Tuesday, January 12, 2016

Where Do I Belong?

Not sure where I fit in anymore. Obviously not with the church. And frankly I can't drum up the hate to fit in with many ex-Mormons either. I get why there's anger, I just don't feel it that intensely. Not that there isn't things that get me riled up. It's just that I don't see evil or bad intentions every time a Mormon friend says hi or drops off a gift or states an opinion I don't agree with. Nor do I feel the need to mock everything about Mormonism. I still like a lot of LDS artists and writers. I have no desire to throw out all my LDS fiction, nor my Greg Olsen print of Jesus. I still find humor in Mormon people poking fun at themselves (which they're pretty good at). In fact I cringe at the nit picking that I find ex-Members indulge in. 

I don't fit in with atheists. I can't deny spiritual experiences and I find them condescending towards believers. I don't fit in with born agains. I find them condescending too and demanding that everyone believe what they believe. I'm not completely against abortion in the right situations but I'm not completely for it and find it grating lately that there seems to be a celebration of it. I still cringe at profanity although I don't want to censor anyone but it seems like a teenage rebellion thing when I read some ex-members posts and they throw around swear words simply because they can and not because it really adds to what they are saying. Now I realize that's a cultural thing for me, but I guess that's part of my culture.

I have no desire to become drunk or even experiment with alcohol. The devastation it caused my childhood was more than enough for me although I do like my coffee.

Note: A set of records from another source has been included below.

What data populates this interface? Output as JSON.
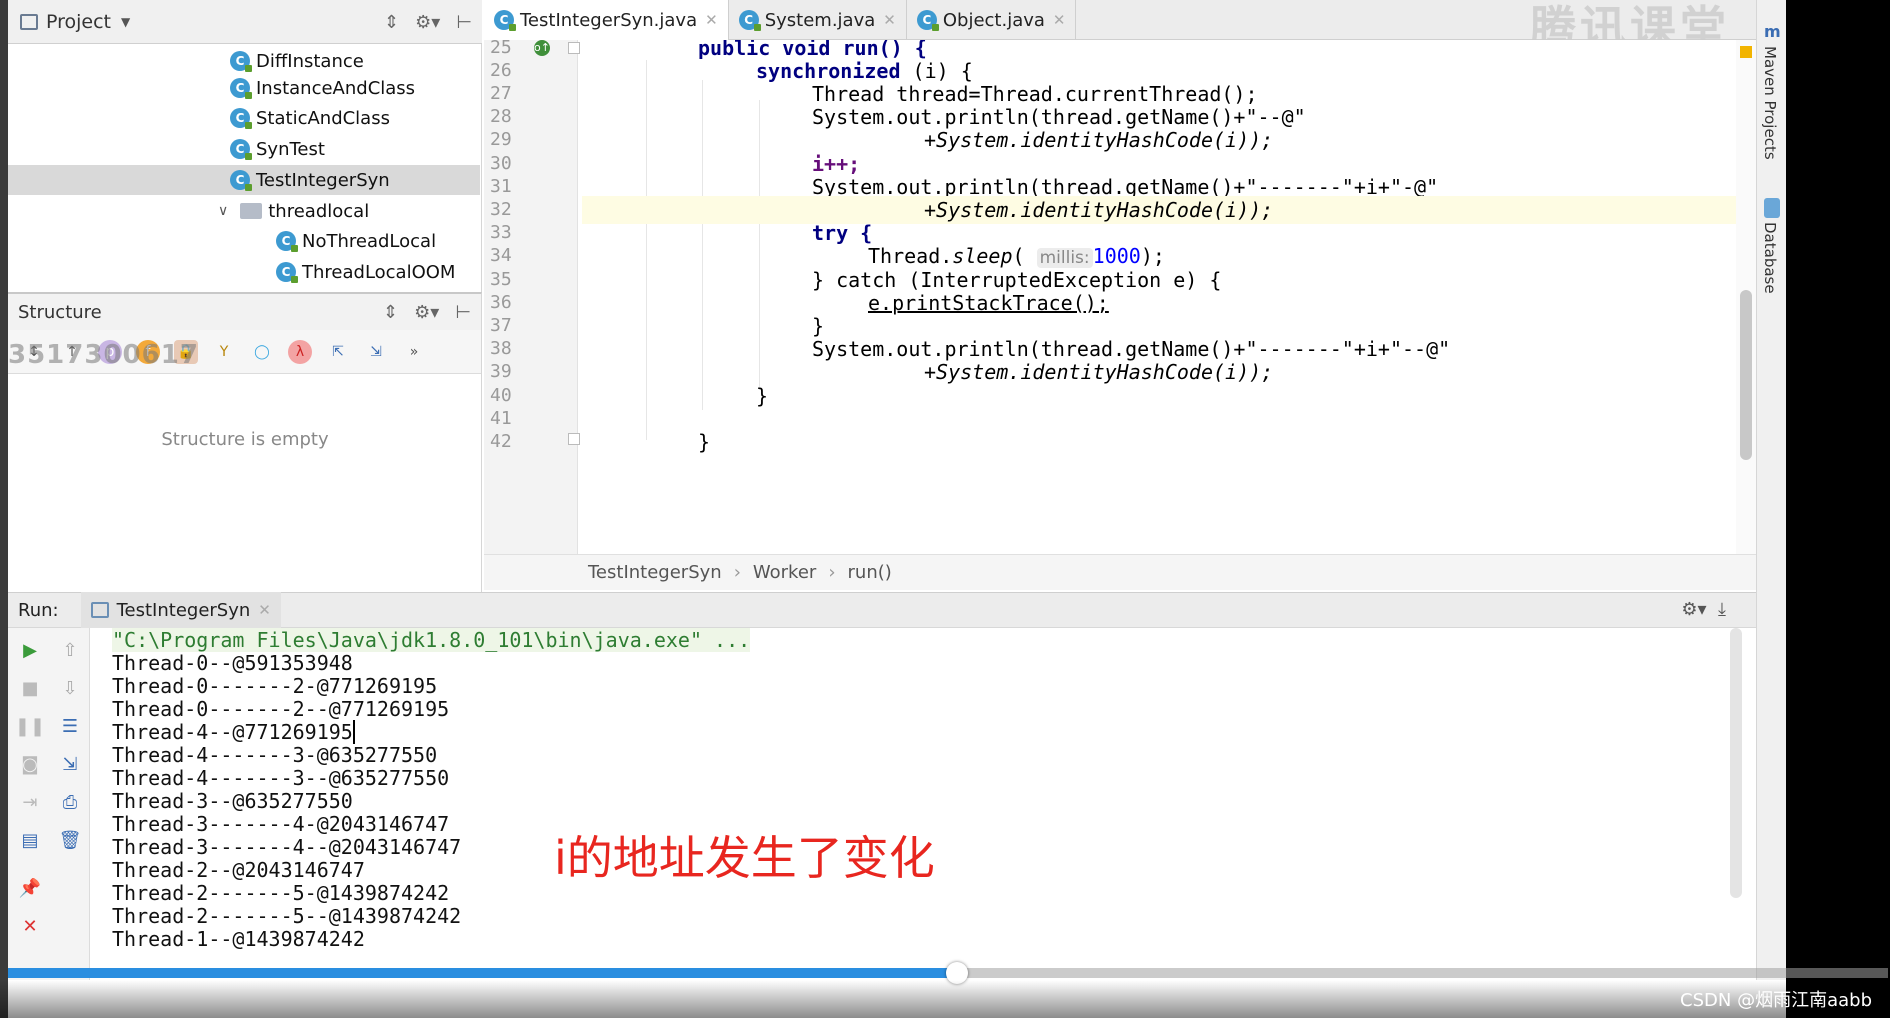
{
  "project": {
    "title": "Project",
    "items": [
      {
        "label": "DiffInstance",
        "type": "class"
      },
      {
        "label": "InstanceAndClass",
        "type": "class"
      },
      {
        "label": "StaticAndClass",
        "type": "class"
      },
      {
        "label": "SynTest",
        "type": "class"
      },
      {
        "label": "TestIntegerSyn",
        "type": "class",
        "selected": true
      },
      {
        "label": "threadlocal",
        "type": "package"
      },
      {
        "label": "NoThreadLocal",
        "type": "class"
      },
      {
        "label": "ThreadLocalOOM",
        "type": "class"
      }
    ]
  },
  "structure": {
    "title": "Structure",
    "empty_text": "Structure is empty",
    "watermark_id": "3517300617"
  },
  "editor": {
    "tabs": [
      {
        "label": "TestIntegerSyn.java",
        "active": true
      },
      {
        "label": "System.java",
        "active": false
      },
      {
        "label": "Object.java",
        "active": false
      }
    ],
    "tab_watermark": "腾讯课堂",
    "line_numbers": [
      "25",
      "26",
      "27",
      "28",
      "29",
      "30",
      "31",
      "32",
      "33",
      "34",
      "35",
      "36",
      "37",
      "38",
      "39",
      "40",
      "41",
      "42"
    ],
    "code": {
      "l25": "public void run() {",
      "l26_kw": "synchronized",
      "l26_rest": " (i) {",
      "l27": "Thread thread=Thread.currentThread();",
      "l28": "System.out.println(thread.getName()+\"--@\"",
      "l29": "+System.identityHashCode(i));",
      "l30": "i++;",
      "l31": "System.out.println(thread.getName()+\"-------\"+i+\"-@\"",
      "l32": "+System.identityHashCode(i));",
      "l33": "try {",
      "l34_hint": "millis:",
      "l34_value": "1000",
      "l35": "} catch (InterruptedException e) {",
      "l36": "e.printStackTrace();",
      "l37": "}",
      "l38": "System.out.println(thread.getName()+\"-------\"+i+\"--@\"",
      "l39": "+System.identityHashCode(i));",
      "l40": "}",
      "l42": "}"
    },
    "breadcrumb": [
      "TestIntegerSyn",
      "Worker",
      "run()"
    ]
  },
  "side_rail": {
    "maven": "Maven Projects",
    "database": "Database"
  },
  "run": {
    "label": "Run:",
    "tab": "TestIntegerSyn",
    "output": [
      "\"C:\\Program Files\\Java\\jdk1.8.0_101\\bin\\java.exe\" ...",
      "Thread-0--@591353948",
      "Thread-0-------2-@771269195",
      "Thread-0-------2--@771269195",
      "Thread-4--@771269195",
      "Thread-4-------3-@635277550",
      "Thread-4-------3--@635277550",
      "Thread-3--@635277550",
      "Thread-3-------4-@2043146747",
      "Thread-3-------4--@2043146747",
      "Thread-2--@2043146747",
      "Thread-2-------5-@1439874242",
      "Thread-2-------5--@1439874242",
      "Thread-1--@1439874242"
    ],
    "annotation": "i的地址发生了变化"
  },
  "video": {
    "progress": 0.505,
    "watermark": "CSDN @烟雨江南aabb"
  },
  "colors": {
    "keyword": "#000080",
    "string": "#008000",
    "field": "#660e7a",
    "annotation": "#e8261f",
    "progress": "#2a8ee0"
  }
}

And part of me is torn. On one hand I want to continue writing about LDS subjects because it was over thirty years of my life, and there is the hope that what I have to say might help someone, somewhere. But there's the other part of me that says "really, now they're claiming that hatred towards children of gay parents is a direct revelation of God? I don't care anymore because it's just so stupid. They can do what they want. I can't change anything about them. I'm outa here."

But "I'm outa here" leaves me completely alone.


  1. I've been there. I was born and raised in the LDS church. I married in the temple when I was 18, even though only my mom was able to be with us, while my dad and his parents waited outside. I did this out of guilt. Knowing what I know now, I never would have excluded my OWN family from my wedding.

    I quit going to the LDS church (I refuse to call them the church, there are many churches out there and they aren't any more special than the others) because I had issues after our adoption fell through.

    I was bitter for years. But I was only hurting myself. Last year, I decided to seek out a new church. I don't think one church is more true than any other. I wasn't looking for a religion, I was looking for Christ.

    As I write out this long comment, I realize I should be blogging this instead. I have a spiritual blog at http://findingmysaviorjesuschrist.blogspot.com/. So I'll cut to the short story. Don't look for religion. Seek Christ and you will find Him. Attend different services until you find a place you belong.

  2. Finding community is the hardest part of leaving. Truly. The church provides an established community of well connected people who are always there. It can take years to find that for yourself. It is a challenging journey, but worth it. Good luck to you. I wish you peace and joy however you move forward.

  3. you have great insight, and have provided excellent commentary on the church,
    but it is time to walk away. Your continued intellectual involvement keeps you tied to mormonism…it's unhealthy. Walk away, breathe deep and feel the last of your inner conflict evaporate. Give yourself a chance to experience and connect with new emotions and experiences. Everyone I know that has gone through this "faith crisis" is happier once they disconnect.